Why does a space changes the outcome?

Ruby
1

Hello! I am new to ruby and have been playing around. I came across this situation and dont understand why:

irb(main):043:0> puts(“hello”) || true
hello
=> true
irb(main):044:0> puts (“hello”) || true
hello
=> nil

why does the space between puts and hello changes the return value? puts("x) or puts (“x”) both return nil so I dont understand whats going on. I would really appreciate some help!

2

I think it’s to do with precedence. Replacing your true with another print:

2.7.2 :014 > puts("hello") || puts("bye")
hello
bye
 => nil 
2.7.2 :015 > puts ("hello") || puts("bye")
hello
 => nil

Ruby prefers not to have a space between the function and its bracketed arguments, so I think the second case is working like:

2.7.2 :016 > puts(("hello") || puts("bye"))
hello
 => nil

i.e. it’s printing the result of ("hello") || puts("bye"), which is the string “hello”.

3

yes, after experimenting a little more I see that. it seems that the space breaks the statment. But I dont really know.

irb#1(true):003:0> puts(“hello”)||true
hello
=> true
irb#1(true):004:0> puts(“hello”);true
hello
=> true

both behave the same, but I dont know if it is why I think it is.
Anyway thanks for the help! It is not important I just found it intersting!

4

I have written before about this thing. When you call a method, you should always put the parentheses immediately after the method name. Consider these cases:

  1. puts("Hello", 5): In this case, you are calling Kernel.puts with the argument “Hello” and 5. It’s same as puts "Hello", 5.

  2. puts ("Hello", 5): In this case, you are calling Kernel.puts but not passing “Hello” and 5, as an argument directly, instead, the (…) breaks it. In this case, you get SyntaxError. The right way will be puts("Hello", 5).

But if you were to write puts (5), you don’t pass it as argument to puts, immediately, the code inside the parentheses is evaluated first, and then it’s sent as an argument to puts.

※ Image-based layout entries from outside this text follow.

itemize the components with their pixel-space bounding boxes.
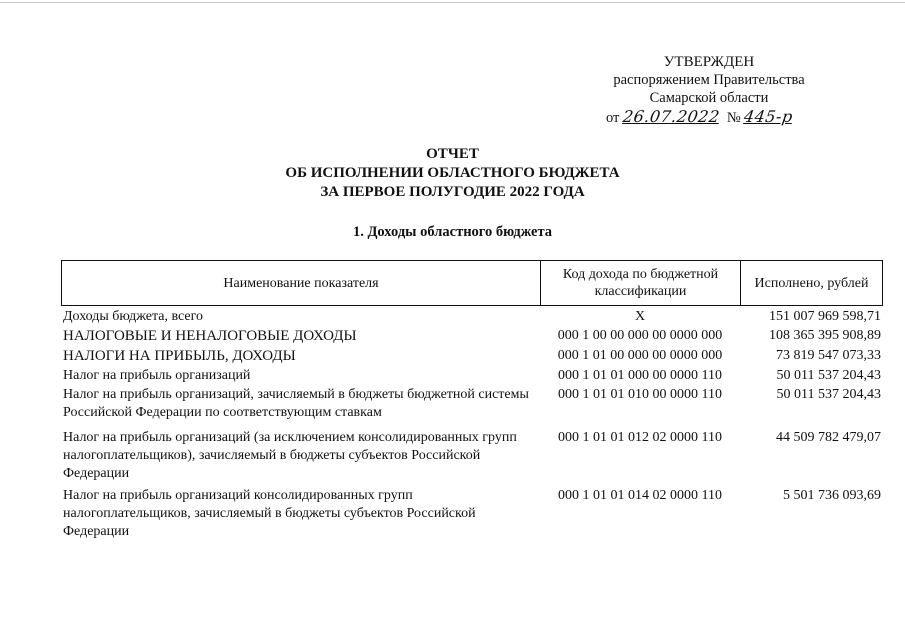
row-amount: 50 011 537 204,43 (776, 387, 881, 402)
row-code: 000 1 01 01 014 02 0000 110 (558, 488, 722, 503)
table-row (63, 327, 883, 347)
row-name: НАЛОГИ НА ПРИБЫЛЬ, ДОХОДЫ (63, 348, 296, 364)
approval-date-line (598, 108, 820, 127)
handwritten-date: 26.07.2022 (621, 107, 722, 126)
header-amount: Исполнено, рублей (754, 275, 869, 291)
row-name: Налог на прибыль организаций (63, 368, 251, 383)
row-name: Налог на прибыль организаций, зачисляемый в бюджеты бюджетной системы Российской Федерации по соответствующим ставкам (63, 387, 529, 420)
row-name: Налог на прибыль организаций консолидированных групп налогоплательщиков, зачисляемый в бюджеты субъектов Российской Федерации (63, 488, 476, 539)
row-code: 000 1 01 01 010 00 0000 110 (558, 387, 722, 402)
approval-heading: УТВЕРЖДЕН (663, 54, 755, 70)
row-amount: 151 007 969 598,71 (769, 309, 881, 324)
report-title-line-1: ОТЧЕТ (426, 146, 479, 162)
row-code: Х (634, 309, 646, 324)
table-header (61, 260, 883, 306)
row-code: 000 1 01 00 000 00 0000 000 (557, 348, 723, 363)
approval-stamp (598, 53, 820, 127)
table-row (63, 308, 883, 327)
row-amount: 44 509 782 479,07 (776, 430, 881, 445)
row-amount: 5 501 736 093,69 (783, 488, 881, 503)
row-name: Доходы бюджета, всего (63, 309, 204, 324)
approval-line-2: Самарской области (649, 90, 769, 106)
date-prefix: от (606, 110, 620, 126)
table-row (63, 386, 883, 429)
table-row (63, 347, 883, 367)
header-name: Наименование показателя (62, 261, 541, 305)
table-row (63, 367, 883, 386)
row-amount: 108 365 395 908,89 (769, 328, 881, 343)
row-name: НАЛОГОВЫЕ И НЕНАЛОГОВЫЕ ДОХОДЫ (63, 328, 357, 344)
row-name: Налог на прибыль организаций (за исключением консолидированных групп налогоплательщиков), зачисляемый в бюджеты субъектов Российской Федерации (63, 430, 517, 481)
report-title (0, 145, 905, 202)
handwritten-number: 445-р (743, 107, 795, 126)
row-code: 000 1 01 01 012 02 0000 110 (558, 430, 722, 445)
table-row (63, 487, 883, 543)
approval-line-1: распоряжением Правительства (613, 72, 805, 88)
report-title-line-3: ЗА ПЕРВОЕ ПОЛУГОДИЕ 2022 ГОДА (320, 184, 585, 200)
top-border-line (0, 2, 905, 3)
row-amount: 73 819 547 073,33 (776, 348, 881, 363)
table-body (63, 308, 883, 543)
number-prefix: № (726, 110, 741, 126)
row-amount: 50 011 537 204,43 (776, 368, 881, 383)
row-code: 000 1 01 01 000 00 0000 110 (558, 368, 722, 383)
row-code: 000 1 00 00 000 00 0000 000 (557, 328, 723, 343)
header-code: Код дохода по бюджетной классификации (541, 261, 741, 305)
section-title: 1. Доходы областного бюджета (352, 224, 553, 240)
table-row (63, 429, 883, 487)
report-title-line-2: ОБ ИСПОЛНЕНИИ ОБЛАСТНОГО БЮДЖЕТА (285, 165, 620, 181)
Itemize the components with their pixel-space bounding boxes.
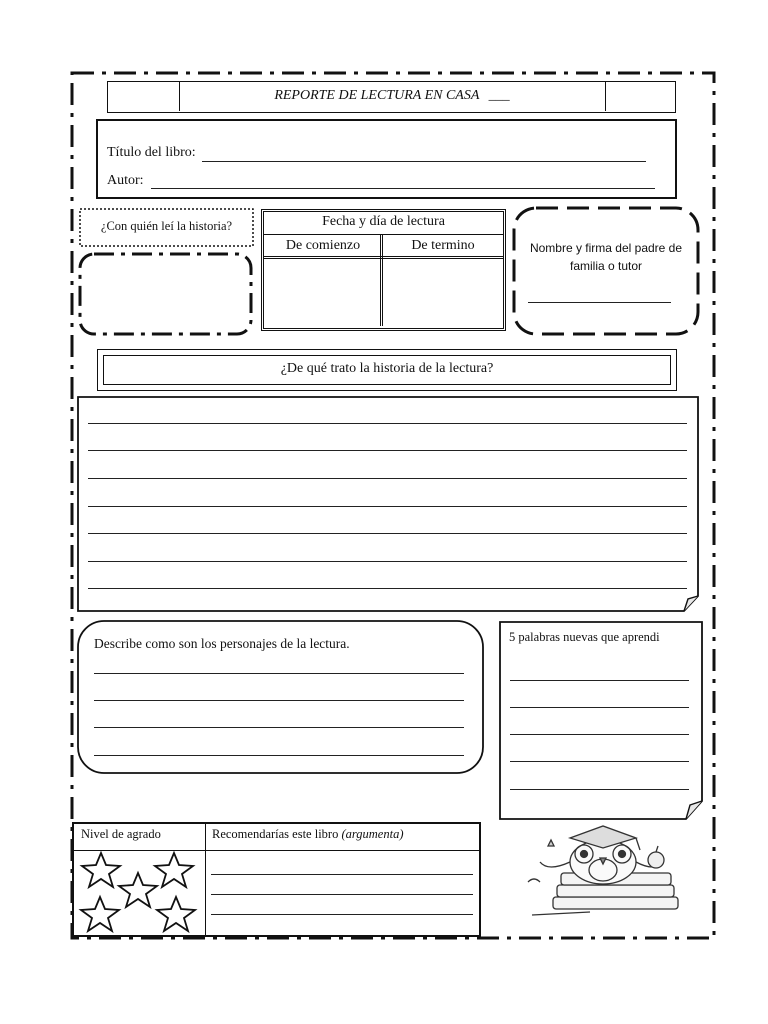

Now in your case, you are using short-circuit evaluators, or (||) in this case. So in:

Case 1: You call puts with hello. puts writes to the standard output and returns nil. Which is equivalent of doing nil || true, in that case, you get true.

Case 2: You call puts with "Hello" || true. In Ruby everything except nil and false are truthy. So “Hello” string is truthy, so || will only return the first expression and not the 2nd one. If you do "Hello" && true, then you get true. Anyway, then the returned "Hello" is sent to puts. It’s just like doing puts("Hello" || true).

2 Likes
5

Thanks for the amazing answer, It is super clear now! Coming from other pl I found really weird that ruby lets me use puts () #method with a space# like that so I imagined something was going on under the hood!